Now I'm trying to find how fast a cache hit and miss are, and what the size of the first-level cache is along with the block size of the first-level cache.

Isn't the first-level cache size and block size just 4kb? I'm not sure on how to find the speed though, any ideas?

Answer 1

1. Use thread affinity to wire your performance checking thread to the single particular core. This will allow you eliminate effect of thread migration between different processor cores, that leads to wrong results.
2. Use time stamp counter and measure overhead in CPU cycles.
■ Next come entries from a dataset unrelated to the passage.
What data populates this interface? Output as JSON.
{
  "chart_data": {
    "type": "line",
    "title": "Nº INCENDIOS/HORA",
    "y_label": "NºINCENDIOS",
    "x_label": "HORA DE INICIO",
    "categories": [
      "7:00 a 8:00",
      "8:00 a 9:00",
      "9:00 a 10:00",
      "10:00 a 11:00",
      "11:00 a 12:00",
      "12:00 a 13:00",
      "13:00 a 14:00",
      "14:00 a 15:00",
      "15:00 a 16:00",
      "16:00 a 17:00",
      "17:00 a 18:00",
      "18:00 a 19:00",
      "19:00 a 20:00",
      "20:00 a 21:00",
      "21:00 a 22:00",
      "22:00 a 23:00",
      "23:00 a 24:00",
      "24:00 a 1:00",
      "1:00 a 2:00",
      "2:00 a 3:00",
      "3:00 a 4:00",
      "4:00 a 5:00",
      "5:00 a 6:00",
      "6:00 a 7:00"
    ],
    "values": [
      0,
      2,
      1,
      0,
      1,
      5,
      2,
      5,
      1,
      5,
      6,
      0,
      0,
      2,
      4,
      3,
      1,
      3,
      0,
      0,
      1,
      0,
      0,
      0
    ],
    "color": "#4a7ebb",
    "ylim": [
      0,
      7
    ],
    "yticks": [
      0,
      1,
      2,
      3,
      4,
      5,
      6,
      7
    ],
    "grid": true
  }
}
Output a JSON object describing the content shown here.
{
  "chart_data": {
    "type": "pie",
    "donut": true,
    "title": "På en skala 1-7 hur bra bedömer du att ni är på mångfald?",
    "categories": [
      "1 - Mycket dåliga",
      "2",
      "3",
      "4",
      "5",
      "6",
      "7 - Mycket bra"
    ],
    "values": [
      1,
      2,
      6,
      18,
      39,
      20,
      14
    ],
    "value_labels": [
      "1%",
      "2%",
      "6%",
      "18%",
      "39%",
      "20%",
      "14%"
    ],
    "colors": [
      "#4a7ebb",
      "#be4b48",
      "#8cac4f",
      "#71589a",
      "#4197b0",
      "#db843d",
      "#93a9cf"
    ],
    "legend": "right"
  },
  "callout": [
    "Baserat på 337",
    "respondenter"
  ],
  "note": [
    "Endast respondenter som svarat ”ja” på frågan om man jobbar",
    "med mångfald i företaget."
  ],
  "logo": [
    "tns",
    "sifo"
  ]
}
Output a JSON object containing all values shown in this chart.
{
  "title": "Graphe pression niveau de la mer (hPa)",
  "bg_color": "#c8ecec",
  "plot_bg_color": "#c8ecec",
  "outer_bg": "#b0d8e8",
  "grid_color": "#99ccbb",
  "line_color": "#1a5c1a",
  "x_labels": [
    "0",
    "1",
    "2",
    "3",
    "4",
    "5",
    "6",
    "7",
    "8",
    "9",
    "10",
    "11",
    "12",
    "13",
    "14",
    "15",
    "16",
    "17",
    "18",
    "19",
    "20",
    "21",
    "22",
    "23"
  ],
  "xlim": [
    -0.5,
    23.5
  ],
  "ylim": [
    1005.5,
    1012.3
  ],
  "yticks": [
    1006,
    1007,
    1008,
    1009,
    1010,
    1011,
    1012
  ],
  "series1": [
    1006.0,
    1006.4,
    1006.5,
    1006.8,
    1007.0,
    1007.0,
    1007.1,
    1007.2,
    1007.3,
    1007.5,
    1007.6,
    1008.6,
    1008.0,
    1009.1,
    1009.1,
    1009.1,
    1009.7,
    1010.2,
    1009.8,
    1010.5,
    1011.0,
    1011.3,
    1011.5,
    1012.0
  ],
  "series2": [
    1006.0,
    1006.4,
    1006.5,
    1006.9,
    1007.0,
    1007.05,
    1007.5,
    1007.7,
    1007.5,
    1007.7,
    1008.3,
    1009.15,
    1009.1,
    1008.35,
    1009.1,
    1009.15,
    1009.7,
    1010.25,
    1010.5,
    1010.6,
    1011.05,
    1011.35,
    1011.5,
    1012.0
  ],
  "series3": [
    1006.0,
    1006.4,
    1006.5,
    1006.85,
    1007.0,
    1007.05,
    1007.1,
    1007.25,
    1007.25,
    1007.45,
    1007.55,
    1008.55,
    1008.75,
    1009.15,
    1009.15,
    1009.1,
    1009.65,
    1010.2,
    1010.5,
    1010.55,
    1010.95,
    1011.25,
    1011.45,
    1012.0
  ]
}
It is most fine grained time measurement timer available on x86 CPU.
3. Do not forget substract time of time measurement from measured results.
4. Control code generated by your compiler in disassembler to ensure, that no unwanted optimisation was introduced by compiler (for example placing variable into the CPU register instead of placing it into the memory).

Size of CPU caches and cache lines is highly dependent from the particular CPU model and can vary significantly. Check the documentation for CPU that you use.